Princeton University faculty voted Monday, May 11, 2026, to end a 133-year tradition of unproctored examinations. Starting July 1, all in-person exams will require instructor supervision—marking the most significant change to the university’s honor system since 1893. The catalyst was unmistakable: AI tools like ChatGPT made cheating trivial while making detection nearly impossible.
This isn’t just about Princeton adding proctors. If AI can kill a 133-year tradition at one of America’s most prestigious universities, what other trust-based institutional systems are next? Code reviews, open source contributions, peer review in academia—any system relying on peer accountability faces the same challenge when technology makes violations invisible.
The Numbers That Killed a 133-Year Tradition
The 2025 Princeton Senior Survey revealed devastating numbers: 29.9% of seniors admitted to cheating on assignments or exams during their Princeton career. Moreover, 44.6% knew of Honor Code violations but didn’t report them. Only 0.4% actually reported a peer violation.
These aren’t just statistics—they show a system that stopped working. Furthermore, the honor code relied on students policing each other. When fewer than 1% of students report violations they witness, peer accountability is dead. Nevertheless, a student survey of 806 students showed the community was split: 50.1% favored proctored exams, 44.9% opposed them.
How AI Made Honor Codes Structurally Obsolete
AI didn’t just enable cheating—it made the honor code structurally impossible to enforce. Traditional cheating like looking at notes or copying from neighbors was observable by peers. In contrast, AI cheating happens on smartphones and laptops, invisible to other students. Consequently, the faculty proposal noted that AI “made cheating much harder for other students to observe and report, as required by the Honor Code.”
Students can discretely use ChatGPT, Claude, or other LLMs on personal devices during exams with no physical tells. Therefore, the peer-reporting system required visibility—AI destroyed that premise. This isn’t a failure of student character. In fact, it’s a technological mismatch: the accountability mechanism became structurally obsolete.
Broader data supports this trend. According to 2026 academic integrity research, 56% of college students now use AI for assignments or exams. Additionally, AI-driven misconduct makes up over 60% of academic integrity cases at some schools. The technology made cheating invisible while making enforcement nearly impossible.
Witnesses, Not Enforcers
Starting July 1, instructors will be present during all in-person exams. However, they function as “witnesses” rather than traditional proctors. They observe and document suspected violations, then report to the student-run Honor Committee, which still adjudicates cases. Furthermore, proctors are explicitly instructed not to interfere during exams.
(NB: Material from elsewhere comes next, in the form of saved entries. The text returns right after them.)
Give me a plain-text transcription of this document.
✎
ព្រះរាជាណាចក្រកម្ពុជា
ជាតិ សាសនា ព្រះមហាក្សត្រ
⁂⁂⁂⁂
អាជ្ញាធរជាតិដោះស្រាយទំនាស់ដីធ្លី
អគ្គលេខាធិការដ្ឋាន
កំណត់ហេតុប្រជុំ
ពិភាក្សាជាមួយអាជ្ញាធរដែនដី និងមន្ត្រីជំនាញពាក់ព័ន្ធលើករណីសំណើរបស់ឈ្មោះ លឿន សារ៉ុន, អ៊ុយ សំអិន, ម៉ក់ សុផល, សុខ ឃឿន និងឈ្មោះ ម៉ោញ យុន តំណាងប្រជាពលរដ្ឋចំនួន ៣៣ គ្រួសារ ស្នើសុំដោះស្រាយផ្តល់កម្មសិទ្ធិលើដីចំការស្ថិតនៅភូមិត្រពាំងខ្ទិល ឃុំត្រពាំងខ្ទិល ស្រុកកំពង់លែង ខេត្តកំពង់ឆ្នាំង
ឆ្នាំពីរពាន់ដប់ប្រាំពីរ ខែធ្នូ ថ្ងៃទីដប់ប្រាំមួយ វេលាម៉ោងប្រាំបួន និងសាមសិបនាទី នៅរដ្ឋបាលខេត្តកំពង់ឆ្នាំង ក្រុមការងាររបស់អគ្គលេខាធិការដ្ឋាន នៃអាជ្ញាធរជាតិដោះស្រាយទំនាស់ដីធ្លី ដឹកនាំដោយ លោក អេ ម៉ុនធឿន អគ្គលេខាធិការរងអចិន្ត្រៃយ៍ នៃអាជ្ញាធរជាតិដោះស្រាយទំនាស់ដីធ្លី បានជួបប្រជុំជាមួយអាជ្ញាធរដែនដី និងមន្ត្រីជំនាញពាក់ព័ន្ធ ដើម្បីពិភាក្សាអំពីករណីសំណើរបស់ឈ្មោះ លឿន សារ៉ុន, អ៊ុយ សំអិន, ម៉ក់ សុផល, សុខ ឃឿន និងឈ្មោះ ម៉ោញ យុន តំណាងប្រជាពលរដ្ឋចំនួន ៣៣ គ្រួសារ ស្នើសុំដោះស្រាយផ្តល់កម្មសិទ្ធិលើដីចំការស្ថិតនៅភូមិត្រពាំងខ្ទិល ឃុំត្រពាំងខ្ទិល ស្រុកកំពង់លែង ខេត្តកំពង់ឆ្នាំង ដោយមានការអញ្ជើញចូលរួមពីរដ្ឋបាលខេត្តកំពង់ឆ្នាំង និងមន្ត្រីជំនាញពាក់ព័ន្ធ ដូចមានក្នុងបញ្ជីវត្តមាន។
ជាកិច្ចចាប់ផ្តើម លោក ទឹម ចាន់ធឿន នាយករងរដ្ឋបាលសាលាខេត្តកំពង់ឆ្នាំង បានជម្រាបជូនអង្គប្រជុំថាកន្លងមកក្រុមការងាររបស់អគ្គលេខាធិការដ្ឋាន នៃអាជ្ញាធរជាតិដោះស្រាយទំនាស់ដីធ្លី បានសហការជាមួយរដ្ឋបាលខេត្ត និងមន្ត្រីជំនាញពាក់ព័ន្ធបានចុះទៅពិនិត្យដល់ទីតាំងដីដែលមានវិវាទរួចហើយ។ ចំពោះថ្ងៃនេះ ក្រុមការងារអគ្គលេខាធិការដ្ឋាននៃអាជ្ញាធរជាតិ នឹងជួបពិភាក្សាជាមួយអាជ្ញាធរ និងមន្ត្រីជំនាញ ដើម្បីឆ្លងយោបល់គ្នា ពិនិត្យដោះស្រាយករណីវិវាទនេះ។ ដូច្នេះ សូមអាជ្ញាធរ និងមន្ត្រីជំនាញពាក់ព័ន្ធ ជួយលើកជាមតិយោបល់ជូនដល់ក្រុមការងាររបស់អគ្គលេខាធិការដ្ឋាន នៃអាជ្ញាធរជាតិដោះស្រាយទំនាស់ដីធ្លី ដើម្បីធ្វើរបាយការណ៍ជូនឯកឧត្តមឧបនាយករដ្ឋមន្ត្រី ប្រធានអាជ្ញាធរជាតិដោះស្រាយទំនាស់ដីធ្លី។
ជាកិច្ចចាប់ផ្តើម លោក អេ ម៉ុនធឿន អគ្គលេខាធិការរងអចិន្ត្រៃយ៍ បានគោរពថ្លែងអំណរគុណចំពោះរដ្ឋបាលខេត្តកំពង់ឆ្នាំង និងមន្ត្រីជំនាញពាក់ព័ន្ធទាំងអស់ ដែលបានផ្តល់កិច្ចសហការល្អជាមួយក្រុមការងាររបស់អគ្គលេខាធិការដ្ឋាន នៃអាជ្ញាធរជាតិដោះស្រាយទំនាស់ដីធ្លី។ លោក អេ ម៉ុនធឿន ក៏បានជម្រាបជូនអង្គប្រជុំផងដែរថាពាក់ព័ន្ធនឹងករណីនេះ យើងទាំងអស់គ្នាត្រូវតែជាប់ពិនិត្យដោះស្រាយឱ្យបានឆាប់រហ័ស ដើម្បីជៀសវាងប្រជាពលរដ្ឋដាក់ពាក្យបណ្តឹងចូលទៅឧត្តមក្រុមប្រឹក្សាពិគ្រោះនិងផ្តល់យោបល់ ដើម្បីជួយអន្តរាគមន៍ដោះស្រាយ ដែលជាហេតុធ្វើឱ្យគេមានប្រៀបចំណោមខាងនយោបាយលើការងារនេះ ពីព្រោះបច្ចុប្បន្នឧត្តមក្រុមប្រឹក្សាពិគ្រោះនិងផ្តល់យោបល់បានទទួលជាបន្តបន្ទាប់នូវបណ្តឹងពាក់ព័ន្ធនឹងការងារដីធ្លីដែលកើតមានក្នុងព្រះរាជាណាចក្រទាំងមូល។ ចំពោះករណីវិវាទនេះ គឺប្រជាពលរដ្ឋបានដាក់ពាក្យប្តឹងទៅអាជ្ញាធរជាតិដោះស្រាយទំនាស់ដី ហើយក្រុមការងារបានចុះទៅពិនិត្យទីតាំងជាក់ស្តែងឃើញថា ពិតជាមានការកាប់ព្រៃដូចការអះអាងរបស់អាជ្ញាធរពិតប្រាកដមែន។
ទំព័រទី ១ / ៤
Princeton tried to preserve its trust culture while addressing reality. The Honor Code itself doesn’t change—only administrative procedures. Meanwhile, the Honor Committee remains student-led, preserving self-governance. Former Dean Jill Dolan captured the mood: “I think it’s a shame, but it’s necessary.”
The question is whether this hybrid model works or whether it’s a halfway measure on the road to full surveillance. Nevertheless, adding visibility while maintaining student governance is noble. Whether it’s sustainable when AI keeps evolving remains to be seen.
What Other Trust Systems Are Next?
Princeton’s decision is a canary in the coal mine. If a 133-year tradition at an elite university can be killed by AI, what other trust-based systems are doomed? For instance, open source contributions face the same question: can maintainers distinguish genuine human commits from AI-generated ones? Consequently, code reviews assume reviewers can identify human work. Similarly, peer review in academia relies on detecting AI-generated research papers.
The shift from trust to verification is happening across institutions. According to KPMG’s 2025 trust research, only 29% of people believe current AI regulations are sufficient, while 72% say more regulation is needed. Moreover, 43% of U.S. workers have low confidence in commercial and government institutions to develop and use AI responsibly. As a result, Princeton’s faculty recognized what many institutions are discovering: trust doesn’t scale when verification becomes impossible.
Other universities are watching closely. For example, Stanford is piloting limited proctoring through its Academic Integrity Working Group. Meanwhile, the University of Colorado Boulder and Vanderbilt updated their AI policies while maintaining honor codes. Therefore, Princeton’s decision likely accelerates this trend—when the oldest honor code school abandons unproctored exams, others will follow.
Trust Eroded by Technology
Princeton’s honor code began in 1893 when students petitioned to eliminate exam proctoring. Students would write at the end of exams: “I pledge my honor as a gentleman that during this Examination I have neither given nor received aid.” The system worked for 133 years because it was based on visible behavior and cultural accountability.
Technology didn’t just change student behavior—it made the cultural foundation obsolete. The July 1 implementation date gives Princeton less than two months to finalize proctor-to-student ratios and monitoring guidelines. Whether this preserves the honor system’s spirit or becomes full surveillance depends on execution. For developers, the lesson is clear: AI doesn’t just enable bad actors. It breaks the accountability systems we built to catch them.